A while ago we made a list with tools that every homeowner should have (12 Tools Every Homeowner Should Have) and it included all sorts of useful things, from the common screwdriver to the power drill. This time we decided to focus more on specifics so we made a list with measuring tools which we find to be essential for woodworking. They are tools that anyone should have and know how to use, whether we’re talking about a DIY passionate or someone that builds furniture from scratch.

1. The tape measure.

Try square

This very simple measuring tool is something that anyone probably already has in their homes. It’s such a basic tool that anyone could have guessed it would be in the list. For woodworking, it would be best to have one measuring tape that you use all the time. That’s because very small but important discrepancies can occur in the case of different tapes.

2. The framing square.

Try square

When you’re trying to build a cabinet or anything with right angles, a framing square is an essential tool. It’s a critical element for any woodworker. The framing square is also ideal for checking square edges on large pieces and smaller framing squares are useful in tighter spaces. By using a framing square when building furniture you can be sure you won’t have any problems of accuracy when nailing, screwing or stapling the pieces together.

3. The level.

Try square

Having a level nearby when building furniture or doing handy work is very useful but it can also be frustrating.
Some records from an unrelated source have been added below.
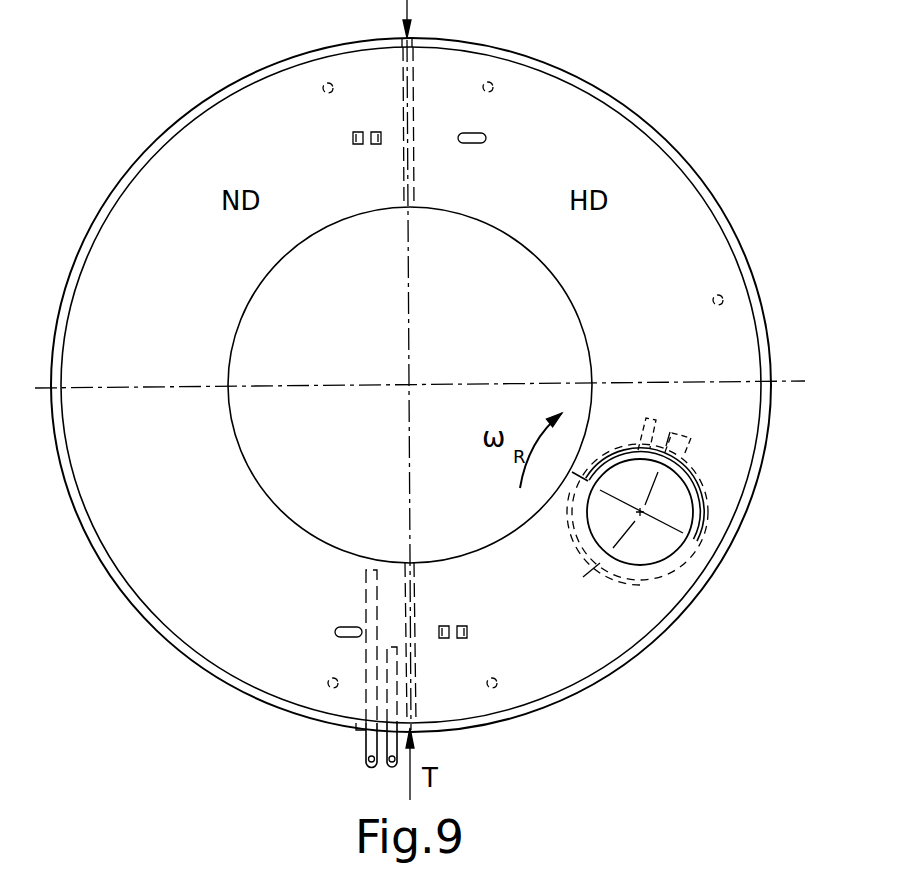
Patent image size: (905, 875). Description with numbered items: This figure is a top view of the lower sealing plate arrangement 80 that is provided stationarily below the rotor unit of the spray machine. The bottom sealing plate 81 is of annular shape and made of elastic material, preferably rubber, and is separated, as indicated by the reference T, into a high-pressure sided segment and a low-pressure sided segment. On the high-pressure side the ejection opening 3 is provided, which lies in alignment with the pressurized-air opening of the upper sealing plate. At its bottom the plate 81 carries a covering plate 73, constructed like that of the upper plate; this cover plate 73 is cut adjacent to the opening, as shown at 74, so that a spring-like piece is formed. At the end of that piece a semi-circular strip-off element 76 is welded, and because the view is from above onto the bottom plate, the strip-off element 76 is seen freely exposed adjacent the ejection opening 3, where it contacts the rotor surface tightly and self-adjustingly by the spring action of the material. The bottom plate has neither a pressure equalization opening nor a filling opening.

The rotor disk assembly 80 is at (707, 166).
The bottom sealing plate 81 is at (170, 590).
The cover plate 73 is at (192, 657).
The cut 74 is at (647, 418).
The strip-off element 76 is at (700, 517).
The ejection opening 3 is at (645, 543).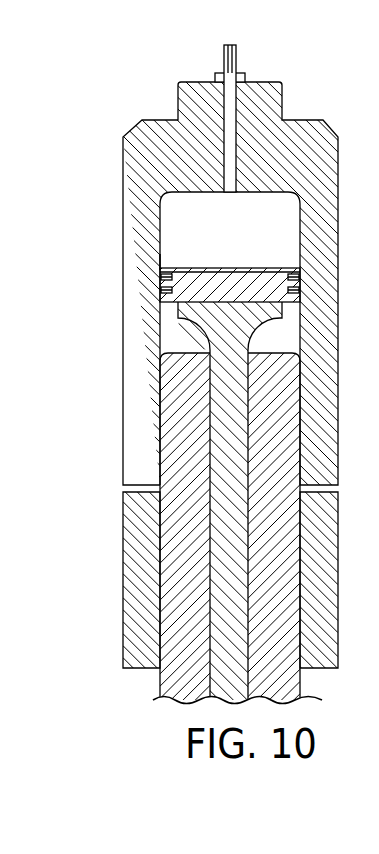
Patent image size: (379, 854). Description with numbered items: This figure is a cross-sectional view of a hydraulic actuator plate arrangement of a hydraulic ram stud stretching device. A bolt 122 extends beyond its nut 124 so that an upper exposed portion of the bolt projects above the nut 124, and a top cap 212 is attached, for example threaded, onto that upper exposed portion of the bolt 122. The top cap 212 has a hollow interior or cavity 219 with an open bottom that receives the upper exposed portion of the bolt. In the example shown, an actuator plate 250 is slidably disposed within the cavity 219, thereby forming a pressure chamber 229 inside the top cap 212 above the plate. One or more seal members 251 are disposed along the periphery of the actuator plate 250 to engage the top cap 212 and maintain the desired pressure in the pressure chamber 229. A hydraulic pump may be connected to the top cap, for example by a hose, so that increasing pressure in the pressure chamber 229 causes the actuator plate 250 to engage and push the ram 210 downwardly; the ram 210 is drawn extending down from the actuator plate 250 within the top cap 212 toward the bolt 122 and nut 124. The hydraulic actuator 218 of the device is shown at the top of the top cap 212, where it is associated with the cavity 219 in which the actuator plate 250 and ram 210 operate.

The level is a tool designed to measure and point out imperfections. So it can be quite annoying to have to make changes until everything turns out ok but, at the same time, this also means that you will end up creating something perfect. To avoid meltdowns and unnecessary work, use the level as you built your furniture or whatever it is that you’re making.

4. The short rule.

Try square

When you already have a tape measure to rely on, you tend to think it’s everything you need. However, when dealing with small or tight spaces it’s not as practical as a short ruler. Moreover, a short ruler is easier to use and even more accurate than a ruler since you get to place it directly on the piece you’re measuring. A flat 6’’ ruler should be the perfect tool for such cases. It’s practical and it should also fit nicely in your pocket.

5. The try square.

Try square

With a construction similar to that of a framing square, the try square tends, however, to be a little more practical and easier to handle. The try square features a metal blade fastened into a wooden handle and doesn’t have a single-body construction, which allows it to rest on the piece you’re building more easily than a normal framing square.